CAR-T cell therapy for dogs with CD20 positive B cell lymphoma

chocolate lab looking at you
Principal Investigator
Antonella Borgatti, DVM, MS, Dipl. ACVIM (Oncology), Dipl. ECVIM-CA
Professor, Oncology, Veterinary Clinical Sciences

Amber Winter, CVT
Research Professional 2
[email protected]

Current status: On hold

Study title

Evaluation of xenogeneic CAR-T cell therapy for canine CD20+ B Cell lymphoma

Purpose of study

Canine B-cell lymphoma resembles human non-Hodgkin’s lymphoma, a cancer now successfully treated with Chimeric Antigen Receptor T cells (CAR-T cells). CAR-T cells are “T immune” cells that are genetically reprogrammed to seek out cancer, recognize it like a lock and key, and destroy it.
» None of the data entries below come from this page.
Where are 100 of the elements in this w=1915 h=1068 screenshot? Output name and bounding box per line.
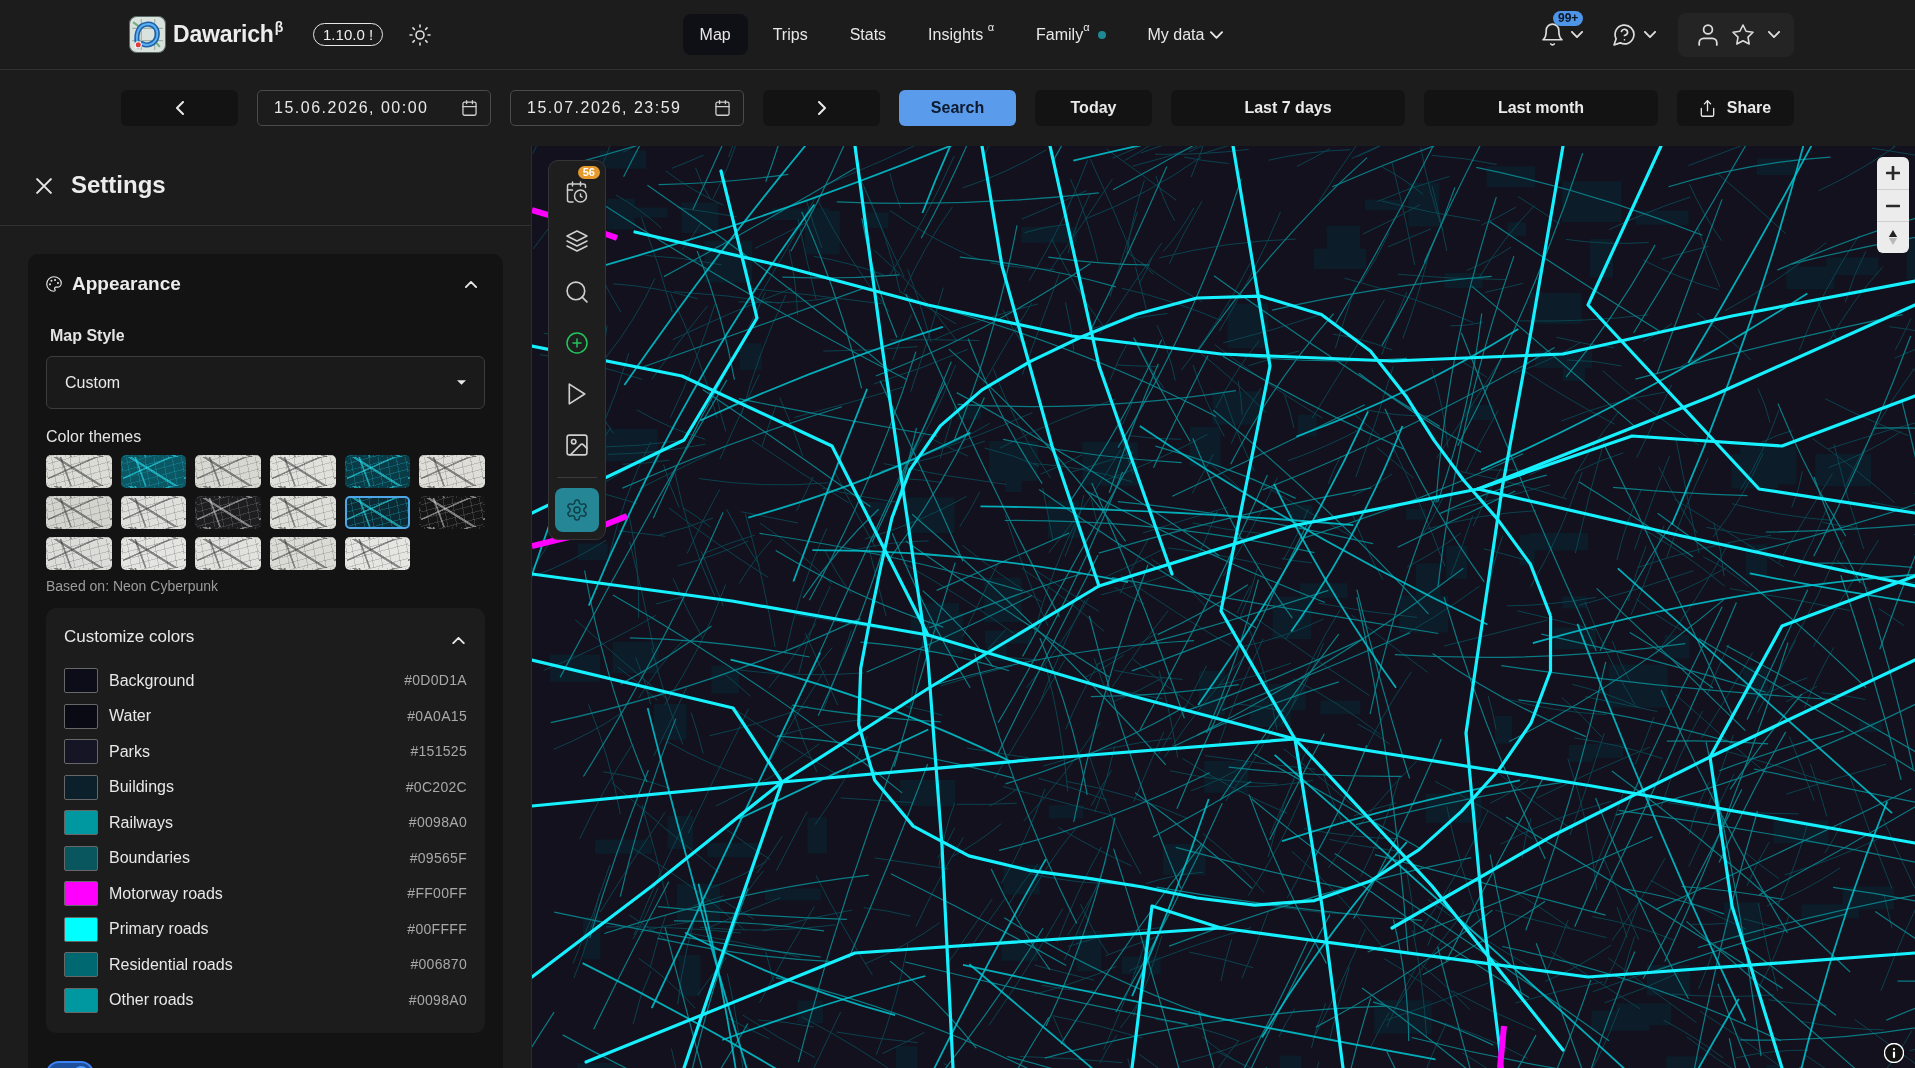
theme-thumbnail[interactable] xyxy=(195,537,261,570)
plus-icon xyxy=(1886,166,1900,180)
nav-link[interactable]: Trips xyxy=(755,14,825,55)
notification-badge: 99+ xyxy=(1553,11,1584,26)
date-field[interactable]: 15.06.2026, 00:00 xyxy=(257,90,491,126)
color-name: Buildings xyxy=(109,777,174,798)
color-hex: #151525 xyxy=(410,742,467,762)
theme-thumbnail[interactable] xyxy=(270,455,336,488)
today-button[interactable]: Today xyxy=(1035,90,1152,126)
date-field[interactable]: 15.07.2026, 23:59 xyxy=(510,90,744,126)
compass-icon xyxy=(1888,229,1898,246)
color-swatch[interactable] xyxy=(64,774,98,800)
close-icon[interactable] xyxy=(36,177,52,194)
theme-thumbnail[interactable] xyxy=(344,496,411,529)
theme-thumbnail[interactable] xyxy=(120,455,187,488)
theme-thumbnail[interactable] xyxy=(270,496,336,529)
theme-thumbnail[interactable] xyxy=(419,455,485,488)
color-name: Parks xyxy=(109,741,150,762)
share-icon xyxy=(1699,99,1715,117)
color-hex: #FF00FF xyxy=(407,884,467,904)
add-icon xyxy=(566,332,588,354)
theme-thumbnail[interactable] xyxy=(120,537,187,570)
image-icon xyxy=(566,434,588,456)
field-label: Color themes xyxy=(46,427,143,447)
color-hex: #09565F xyxy=(409,848,467,868)
color-swatch[interactable] xyxy=(64,739,98,765)
chevron-down-icon[interactable] xyxy=(1644,31,1656,38)
color-name: Motorway roads xyxy=(109,883,223,904)
last-7-days-button[interactable]: Last 7 days xyxy=(1171,90,1405,126)
map-style-select[interactable]: Custom xyxy=(46,356,485,409)
calendar-icon[interactable] xyxy=(715,100,730,116)
color-swatch[interactable] xyxy=(64,810,98,836)
theme-thumbnail[interactable] xyxy=(419,496,485,529)
color-hex: #0C202C xyxy=(405,777,467,797)
chevron-down-icon xyxy=(1768,31,1780,38)
help-icon[interactable] xyxy=(1613,23,1636,46)
calendar-icon[interactable] xyxy=(462,100,477,116)
share-button[interactable]: Share xyxy=(1677,90,1794,126)
color-swatch[interactable] xyxy=(64,987,98,1013)
color-swatch[interactable] xyxy=(64,668,98,694)
star-icon xyxy=(1732,23,1754,46)
color-hex: #0098A0 xyxy=(408,990,467,1010)
account-menu[interactable] xyxy=(1678,12,1794,57)
bell-icon[interactable] xyxy=(1542,23,1563,46)
theme-thumbnail[interactable] xyxy=(270,537,336,570)
chevron-up-icon[interactable] xyxy=(465,280,477,288)
nav-link[interactable]: Family$^{α}$ xyxy=(1019,14,1123,55)
logo-icon[interactable] xyxy=(129,16,166,53)
color-hex: #006870 xyxy=(410,955,467,975)
app-name[interactable]: Dawarich$^{β}$ xyxy=(173,17,284,52)
color-hex: #00FFFF xyxy=(407,919,467,939)
chevron-down-icon[interactable] xyxy=(1571,31,1583,38)
info-icon[interactable] xyxy=(1884,1043,1904,1063)
panel-title: Settings xyxy=(71,171,166,200)
color-hex: #0098A0 xyxy=(408,813,467,833)
theme-thumbnail[interactable] xyxy=(46,496,112,529)
nav-link[interactable]: Stats xyxy=(832,14,904,55)
color-name: Water xyxy=(109,706,152,727)
theme-thumbnail[interactable] xyxy=(46,537,112,570)
subsection-title: Customize colors xyxy=(64,626,195,648)
theme-thumbnail[interactable] xyxy=(195,496,261,529)
layers-icon xyxy=(566,230,588,252)
user-icon xyxy=(1698,23,1718,46)
color-hex: #0A0A15 xyxy=(407,706,467,726)
field-label: Map Style xyxy=(50,326,126,346)
color-swatch[interactable] xyxy=(64,703,98,729)
last-month-button[interactable]: Last month xyxy=(1424,90,1658,126)
color-name: Railways xyxy=(109,812,173,833)
theme-thumbnail[interactable] xyxy=(195,455,261,488)
minus-icon xyxy=(1886,203,1900,208)
theme-thumbnail[interactable] xyxy=(344,537,411,570)
theme-thumbnail[interactable] xyxy=(344,455,411,488)
color-hex: #0D0D1A xyxy=(404,671,467,691)
sun-icon[interactable] xyxy=(409,23,432,46)
theme-thumbnail[interactable] xyxy=(120,496,187,529)
chevron-left-icon xyxy=(175,101,184,115)
nav-link[interactable]: My data xyxy=(1130,14,1241,55)
nav-link[interactable]: Insights $^{α}$ xyxy=(911,14,1012,55)
count-badge: 56 xyxy=(577,166,600,179)
color-name: Boundaries xyxy=(109,848,190,869)
color-swatch[interactable] xyxy=(64,845,98,871)
calendar-clock-icon xyxy=(566,181,588,203)
search-button[interactable]: Search xyxy=(899,90,1016,126)
theme-thumbnail[interactable] xyxy=(46,455,112,488)
color-name: Residential roads xyxy=(109,954,233,975)
color-swatch[interactable] xyxy=(64,952,98,978)
color-name: Background xyxy=(109,670,195,691)
search-icon xyxy=(566,281,588,303)
nav-link[interactable]: Map xyxy=(682,14,748,55)
color-name: Primary roads xyxy=(109,919,209,940)
based-on-text: Based on: Neon Cyberpunk xyxy=(46,577,219,595)
chevron-right-icon xyxy=(817,101,826,115)
color-swatch[interactable] xyxy=(64,881,98,907)
chevron-up-icon[interactable] xyxy=(452,636,465,644)
section-title: Appearance xyxy=(72,271,181,296)
palette-icon xyxy=(46,276,62,292)
color-name: Other roads xyxy=(109,990,194,1011)
color-swatch[interactable] xyxy=(64,916,98,942)
settings-icon xyxy=(566,499,588,521)
play-icon xyxy=(566,383,588,405)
This is an initial pilot trial to test the safety of a CAR-T cell therapy product in dogs with canine B-cell lymphoma towards the identification of more cost-effective and effective therapy for dogs with this disease. Prior to the CAR-T therapy, dogs will receive the immunosuppressive combination of two chemotherapy drugs with the dual goal of 1) killing at least a proportion of cancer cells, and 2) make room in the body for the CAR-T cells to expand.

Eligibility criteria

Eligible dogs will match these criteria:

  • all breeds allowed, except boxers
  • weigh 15-50 kg (33-110 lbs)
  • naive or relapsed lymphoma
  • Disease stages 1-4, substage A only
  • Cytologically confirmed lymphoma based on fine needle aspirates (FNA)
  • CD20+ determined from send-out FNA sample (collected at screening visit)
  • not currently receiving immunomodulatory drugs (Apoquel, mycophenolate, cyclosporine, or azathioprine)
  • prednisone use is ok if a 72 hour wash out period prior to CAR-T administration is safe
  • liver and kidney values within normal ranges as determined by blood and urine tests
  • normal neutrophil count, normal platelet count, normal hematocrit, no evidence of hypercalcemia, no evidence of lymphoblasts in circulation
  • disease does not involve the gastrointestinal tract, heart or lungs; patchy spleen/liver with disease infiltration may be acceptable provided substage a disease


  1. Screening visit with physical exam, blood and urine collection, chest X-rays, abdominal ultrasound (possible sedation), lymph node measurements, fine needle aspirates (FNA) of lymph nodes. Within 1-3 days, we will determine if your dog has CD20-positive Diffuse Large B-cell Lymphoma (DLBCL). Dogs with positive tests can enroll, dogs with negative tests will not be able to enroll.
  2. First week
    • Day -3:  immunosuppression treatment with chemotherapy drugs, blood sampling, lymph node measurements and FNA. Dogs will go home with supportive medications to prevent side-effects of chemotherapy drugs. 
    • Day -2:  immunosuppression treatment with chemotherapy drugs
    • Day 0:  exam and blood sampling, then CAR-T cells by IV infusion. Dogs will be hospitalized in the VMC until Day 1 so we can monitor them closely and provide any care needed, including hospitalization in the ICU if indicated.
    • Day 1:  exam, blood sampling, lymph node measurements and FNA, dogs go home with supportive medications
  3. Recheck visits at Day 7, 14 for exams, blood sampling, lymph node measurements and FNA.
  4. Day 21:  study exit after recheck and lymph node progression assessment, exam, blood sampling, chest X-rays and abdominal ultrasound


The study is fully funded and will cover the costs of the visits outlined above, including the screening visit. Additional credits of up to $2000 ($1000 following Day 7 and Day 14 visits) will be made to the owners' VMC accounts only.